En remontant le fil de ses souvenirs, la Montrougienne s’arrête à 2020. « Il y avait eu un nouveau changement de directrice et, forcément, en tant que parent, on se demande ce qu’il se passe, ce qui entraîne ce turnover chronique. À côté de ça, notre enfant revenait parfois à la maison avec les fesses rouges, il survenait des ‘accidents bêtes’ sur certains enfants, sans que l’on nous prévienne : l’un d’eux tombait, ou se luxait l’épaule et sa mère l’apprenait qu’une fois à l’hôpital [un incident consigné, mais qui ne constituait pas, selon La Maison Bleue, une maltraitance]. » Des premières alertes qui, avec le temps, ajoute la culpabilité au flot d’émotions déjà chaotique.
Des fautifs à tous les étages
Rétrospectivement, un message écrit sur WhatsApp par une ancienne responsable des ressources humaines du réseau La Maison Bleue dans les Hauts-de-Seine, consulté par actu Paris, offre une lecture glaçante de la situation.
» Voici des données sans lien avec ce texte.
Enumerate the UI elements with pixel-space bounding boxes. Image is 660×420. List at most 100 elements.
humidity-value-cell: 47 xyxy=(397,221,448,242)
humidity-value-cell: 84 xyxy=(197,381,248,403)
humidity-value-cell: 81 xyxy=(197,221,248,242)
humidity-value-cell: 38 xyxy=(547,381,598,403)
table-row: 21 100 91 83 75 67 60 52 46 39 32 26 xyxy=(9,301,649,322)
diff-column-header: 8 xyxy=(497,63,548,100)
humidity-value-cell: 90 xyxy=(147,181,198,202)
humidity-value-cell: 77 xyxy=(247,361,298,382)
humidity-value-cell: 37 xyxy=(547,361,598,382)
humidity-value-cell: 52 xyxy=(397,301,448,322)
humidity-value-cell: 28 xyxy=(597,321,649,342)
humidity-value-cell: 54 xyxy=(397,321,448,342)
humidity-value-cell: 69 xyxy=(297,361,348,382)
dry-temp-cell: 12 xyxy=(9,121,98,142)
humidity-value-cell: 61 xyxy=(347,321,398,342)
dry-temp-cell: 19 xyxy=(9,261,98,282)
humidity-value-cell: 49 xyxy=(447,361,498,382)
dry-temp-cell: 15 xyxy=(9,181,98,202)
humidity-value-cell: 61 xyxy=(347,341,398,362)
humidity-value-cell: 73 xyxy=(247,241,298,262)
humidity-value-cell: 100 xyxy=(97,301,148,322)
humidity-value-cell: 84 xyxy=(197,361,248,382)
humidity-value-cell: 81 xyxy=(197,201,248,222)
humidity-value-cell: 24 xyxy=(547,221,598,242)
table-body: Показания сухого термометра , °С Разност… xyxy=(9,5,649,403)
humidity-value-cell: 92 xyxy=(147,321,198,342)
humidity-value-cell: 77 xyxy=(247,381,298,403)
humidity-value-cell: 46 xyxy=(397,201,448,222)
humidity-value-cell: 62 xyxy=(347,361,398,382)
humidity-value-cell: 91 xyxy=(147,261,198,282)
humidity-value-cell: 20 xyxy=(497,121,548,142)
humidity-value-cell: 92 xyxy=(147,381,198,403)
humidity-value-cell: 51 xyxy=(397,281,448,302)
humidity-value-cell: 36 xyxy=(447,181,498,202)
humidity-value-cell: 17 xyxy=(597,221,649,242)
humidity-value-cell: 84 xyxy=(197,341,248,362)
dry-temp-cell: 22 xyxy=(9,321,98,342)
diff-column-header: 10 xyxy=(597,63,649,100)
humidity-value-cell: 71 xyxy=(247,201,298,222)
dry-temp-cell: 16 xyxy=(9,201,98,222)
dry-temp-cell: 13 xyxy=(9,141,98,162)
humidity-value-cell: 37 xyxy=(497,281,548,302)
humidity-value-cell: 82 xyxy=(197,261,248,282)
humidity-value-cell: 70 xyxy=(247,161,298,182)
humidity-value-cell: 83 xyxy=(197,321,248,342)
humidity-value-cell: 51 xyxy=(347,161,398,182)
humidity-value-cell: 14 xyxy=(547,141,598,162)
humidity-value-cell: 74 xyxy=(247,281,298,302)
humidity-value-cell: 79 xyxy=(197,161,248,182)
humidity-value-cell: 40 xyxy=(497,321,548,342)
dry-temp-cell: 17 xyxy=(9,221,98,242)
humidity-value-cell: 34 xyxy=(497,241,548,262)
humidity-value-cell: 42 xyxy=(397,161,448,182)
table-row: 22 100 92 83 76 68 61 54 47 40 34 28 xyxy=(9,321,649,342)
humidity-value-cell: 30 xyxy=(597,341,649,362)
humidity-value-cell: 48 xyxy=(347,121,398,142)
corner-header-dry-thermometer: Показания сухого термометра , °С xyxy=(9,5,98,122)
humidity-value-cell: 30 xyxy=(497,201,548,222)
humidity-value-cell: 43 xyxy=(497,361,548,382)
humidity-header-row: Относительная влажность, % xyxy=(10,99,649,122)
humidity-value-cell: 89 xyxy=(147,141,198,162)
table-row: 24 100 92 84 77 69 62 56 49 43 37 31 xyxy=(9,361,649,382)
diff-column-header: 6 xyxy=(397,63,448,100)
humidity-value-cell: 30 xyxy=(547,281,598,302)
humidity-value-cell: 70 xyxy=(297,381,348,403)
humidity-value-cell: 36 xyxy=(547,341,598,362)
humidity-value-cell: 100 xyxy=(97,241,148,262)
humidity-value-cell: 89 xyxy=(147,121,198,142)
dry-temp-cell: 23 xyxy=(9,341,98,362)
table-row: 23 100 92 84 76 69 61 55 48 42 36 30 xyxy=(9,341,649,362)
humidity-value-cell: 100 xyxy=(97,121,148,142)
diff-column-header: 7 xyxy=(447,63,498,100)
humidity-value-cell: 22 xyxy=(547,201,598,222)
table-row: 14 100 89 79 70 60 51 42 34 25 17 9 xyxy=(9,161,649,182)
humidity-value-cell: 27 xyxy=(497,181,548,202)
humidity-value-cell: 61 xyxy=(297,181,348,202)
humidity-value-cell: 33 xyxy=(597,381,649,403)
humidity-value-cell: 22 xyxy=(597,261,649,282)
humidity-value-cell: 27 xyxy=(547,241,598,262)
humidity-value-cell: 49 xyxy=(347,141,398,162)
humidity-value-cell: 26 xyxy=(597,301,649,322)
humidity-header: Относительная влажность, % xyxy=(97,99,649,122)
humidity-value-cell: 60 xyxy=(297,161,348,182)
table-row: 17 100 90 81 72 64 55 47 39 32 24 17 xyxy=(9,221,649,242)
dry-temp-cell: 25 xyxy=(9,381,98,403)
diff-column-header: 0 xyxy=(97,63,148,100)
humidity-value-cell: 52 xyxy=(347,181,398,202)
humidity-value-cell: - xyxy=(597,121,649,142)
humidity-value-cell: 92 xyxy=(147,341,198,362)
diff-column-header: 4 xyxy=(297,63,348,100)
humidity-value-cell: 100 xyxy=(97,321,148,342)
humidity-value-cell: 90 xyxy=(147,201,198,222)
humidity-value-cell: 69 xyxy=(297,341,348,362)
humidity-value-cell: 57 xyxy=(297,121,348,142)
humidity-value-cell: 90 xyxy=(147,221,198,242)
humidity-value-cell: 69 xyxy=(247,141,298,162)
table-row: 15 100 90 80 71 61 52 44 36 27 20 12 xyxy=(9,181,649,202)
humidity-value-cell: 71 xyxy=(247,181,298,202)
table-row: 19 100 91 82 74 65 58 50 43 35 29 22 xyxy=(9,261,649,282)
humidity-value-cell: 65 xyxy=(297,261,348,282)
J’intervenais sur tous les dossiers en la matière dans le 92 et une partie du 78 (…) J’ai pratiqué plus de 15 licenciements par an : 90 % [d’entre eux étaient] des cas de négligence, de non-respect des règles d’hygiène ou de sécurité et de maltraitance. Je suis très au fait des pratiques, des dérives et des fautifs. J’ai essayé de faire bouger les choses… En vain.
Elle dépeint aussi les grandes lignes d’un système défaillant : « Allez voir la PMI [Protection maternelle et infantile] et ses contrôles programmés qui ne permettent pas d’identifier les problématiques réelles et de mettre la pression qu’il faudrait sur ces machines à profit. Allez voir le ministère de la Santé et son décret autorisant les non-diplômés à travailler avec les enfants. Allez voir les crèches privées qui, à coups d’économie de masse salariale, positionnent sciemment les enfants en sous-effectif d’encadrement, avec toutes les situations graves que cela engendre. »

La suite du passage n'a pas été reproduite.